Вассерман (с горьким вздохом):

— Ну, наконец-то немного покоя…

— Я стал писать это все в виде детского рассказа, улавливаешь? Наивный такой детский сюжет. Вроде «Маленького Мука» или «Белоснежки». Факты были, как ты рассказывал — разумеется, за исключением всех этих кощунственных провокаций, — но в стиле детской сказки и соответствующим языком, как в тех книжках, что иногда попадали нам в руки в детстве. И смею надеяться, герр Вассерман, что я неплохо справился со своей задачей. Потому что тот, кто будет просто, доверчиво, без задних мыслей просматривать текст, не много в нем поймет, в крайнем случае подумает, что комендант лагеря в своих письмах домой забавляется сочинением всякой сентиментальной чепухи для малолетнего сынишки. Но тот, кто знает, что на самом деле скрывается за этими невинными словами и как это следует читать, Тина например, тот прекрасно поймет.

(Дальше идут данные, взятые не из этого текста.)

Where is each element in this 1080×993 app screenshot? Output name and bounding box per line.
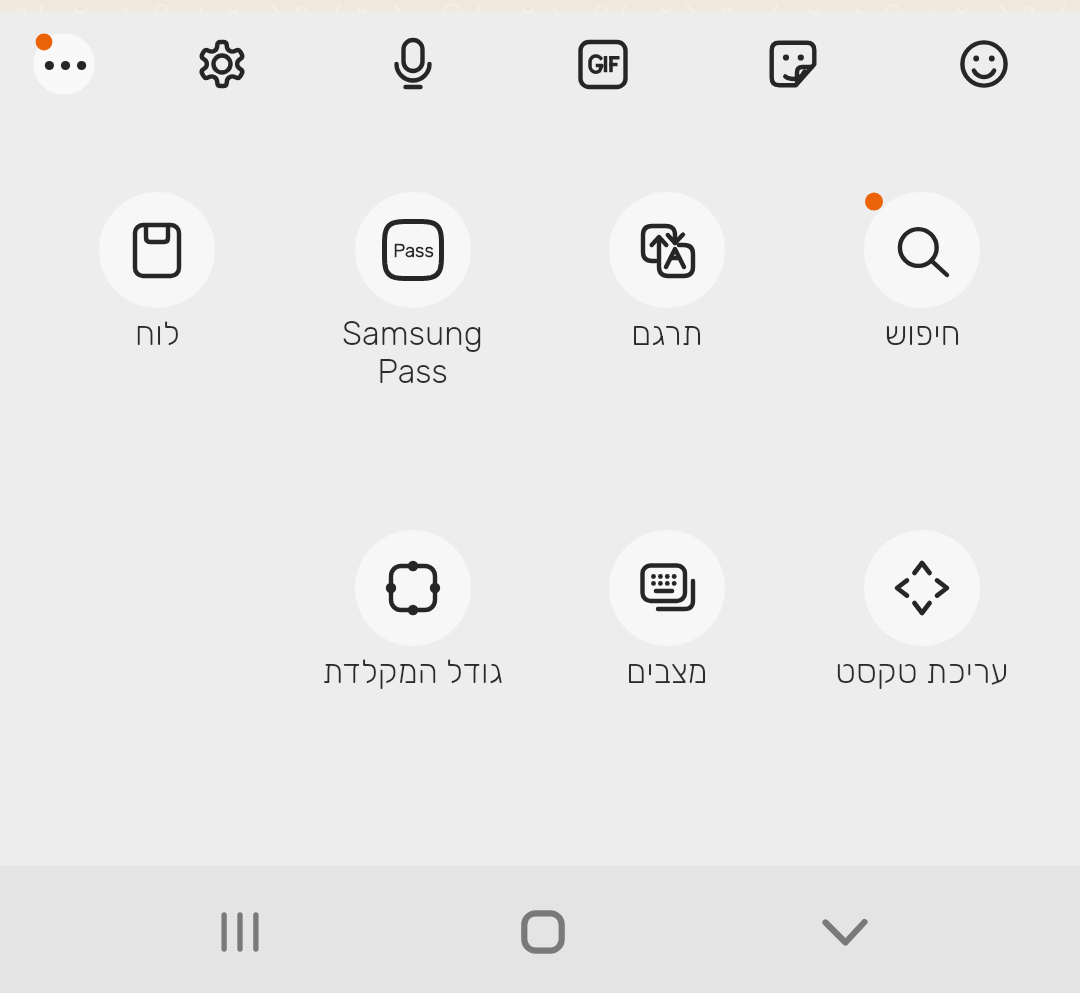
staticText: עריכת טקסט xyxy=(835,652,1009,691)
button[interactable]: Stickers xyxy=(737,8,849,120)
button[interactable]: GIF xyxy=(547,8,659,120)
button[interactable]: Voice input xyxy=(357,8,469,120)
staticText: Samsung Pass xyxy=(342,314,483,391)
button[interactable]: Settings xyxy=(166,8,278,120)
button[interactable]: גודל המקלדת xyxy=(284,518,540,738)
staticText: גודל המקלדת xyxy=(322,652,503,691)
staticText: Pass xyxy=(393,239,434,262)
staticText: מצבים xyxy=(626,652,708,691)
staticText: חיפוש xyxy=(884,314,961,353)
button[interactable]: Emoji xyxy=(928,8,1040,120)
button[interactable]: Recent apps xyxy=(180,872,300,992)
button[interactable]: חיפוש xyxy=(794,180,1050,400)
button[interactable]: Pass xyxy=(284,180,540,400)
button[interactable]: תרגם xyxy=(539,180,795,400)
button[interactable]: מצבים xyxy=(539,518,795,738)
staticText: תרגם xyxy=(631,314,703,353)
button[interactable]: Hide keyboard xyxy=(785,872,905,992)
button[interactable]: Home xyxy=(483,872,603,992)
button[interactable]: More options xyxy=(8,8,120,120)
button[interactable]: לוח xyxy=(29,180,285,400)
staticText: לוח xyxy=(135,314,180,353)
button[interactable]: עריכת טקסט xyxy=(794,518,1050,738)
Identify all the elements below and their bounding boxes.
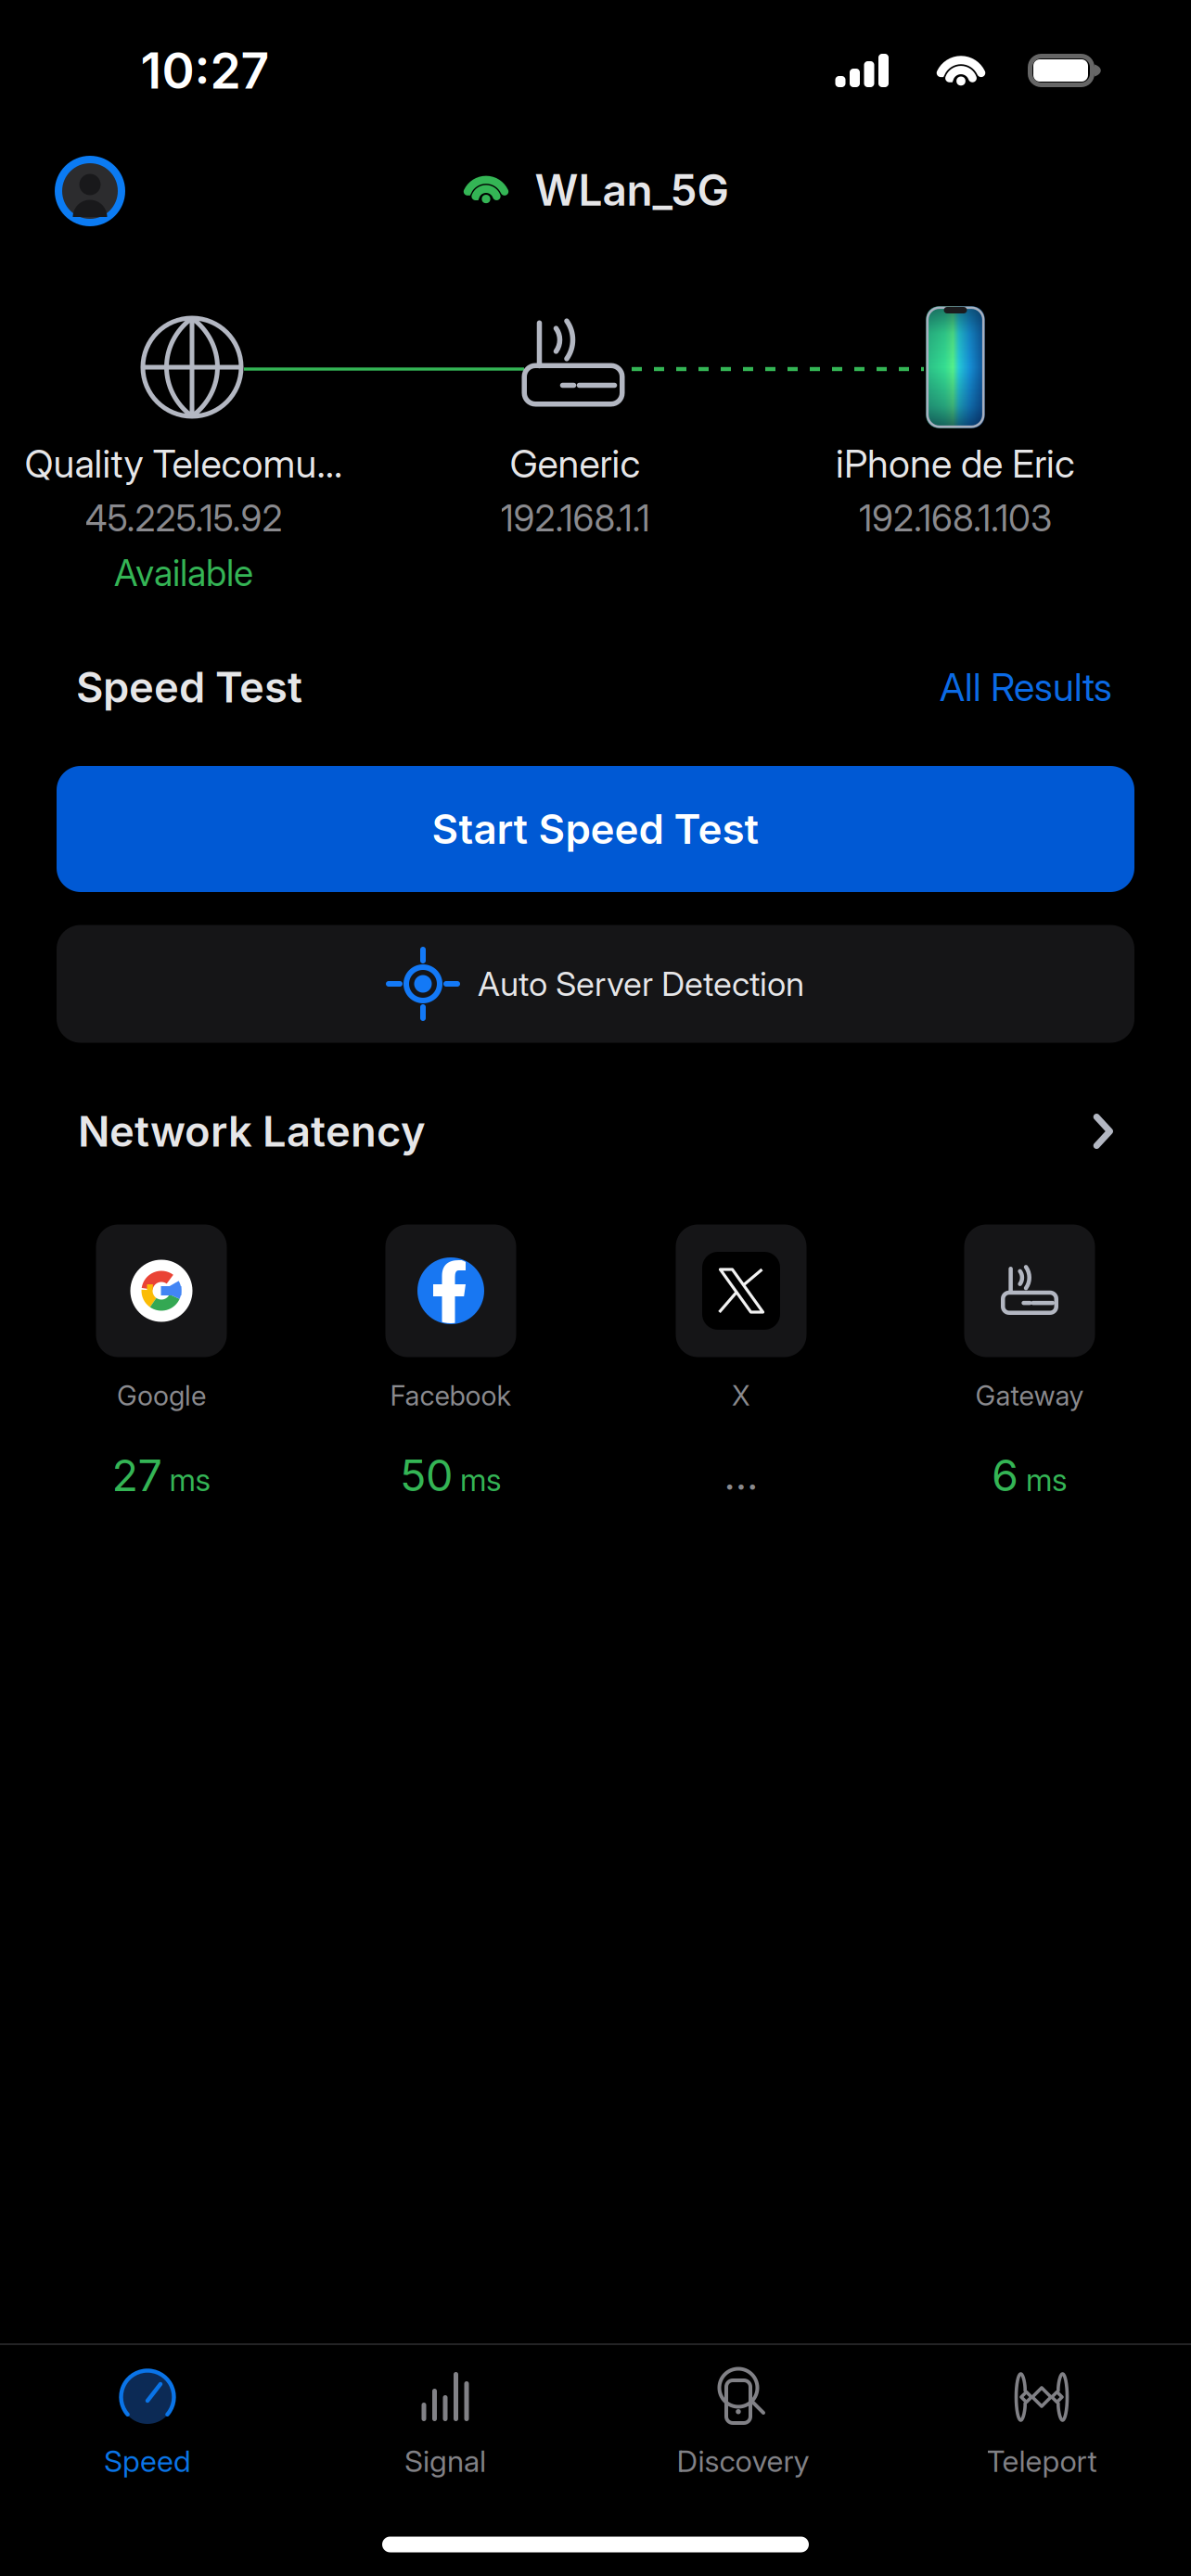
staticText: 10:27	[141, 41, 269, 100]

— Замечательно, замечательно, герр Найгель. Ведь и господин Лофтинг начал свою карьеру с романа в письмах, которые отправлял сыну с фронта.

— Лофтинг? Кто это?

— Доктор Дулитл, Джон Дулитл.

— Не слыхивал о таком. Хранил верность только тебе, герр Вассерман.

Вассерман:

— В самом деле?.. Большая польза произросла мне от этого…

Найгель подтягивается, приводит в порядок свою одежду. Отпивает еще глоток из бутылки. Он уже пришел в себя. Ему полегчало. Лицо его спокойно. Он как будто сбросил с себя тяжкую ношу и готов как ни в чем не бывало продолжать путь. Как будто ничего не произошло. Он спрашивает, понимает ли теперь Вассерман, почему писателю вообще нельзя касаться таких предметов, как война и всякие идиотские восстания? Вассерман прикидывается дурачком и отвечает отрицательно. Найгель снова готов вскипеть. Все его спокойствие и уравновешенность мгновенно улетучиваются. То, что насочинял Вассерман, объясняет он, это безусловно призыв к бунту. Если такое письмо будет отправлено и перехвачено, Найгеля мгновенно приговорят к смертной казни — без долгих разговоров, исчезнет, словно и не бывал. Что ж, Вассерман предлагает немцу писать дальше самостоятельно, по собственному разумению, без его провокаций…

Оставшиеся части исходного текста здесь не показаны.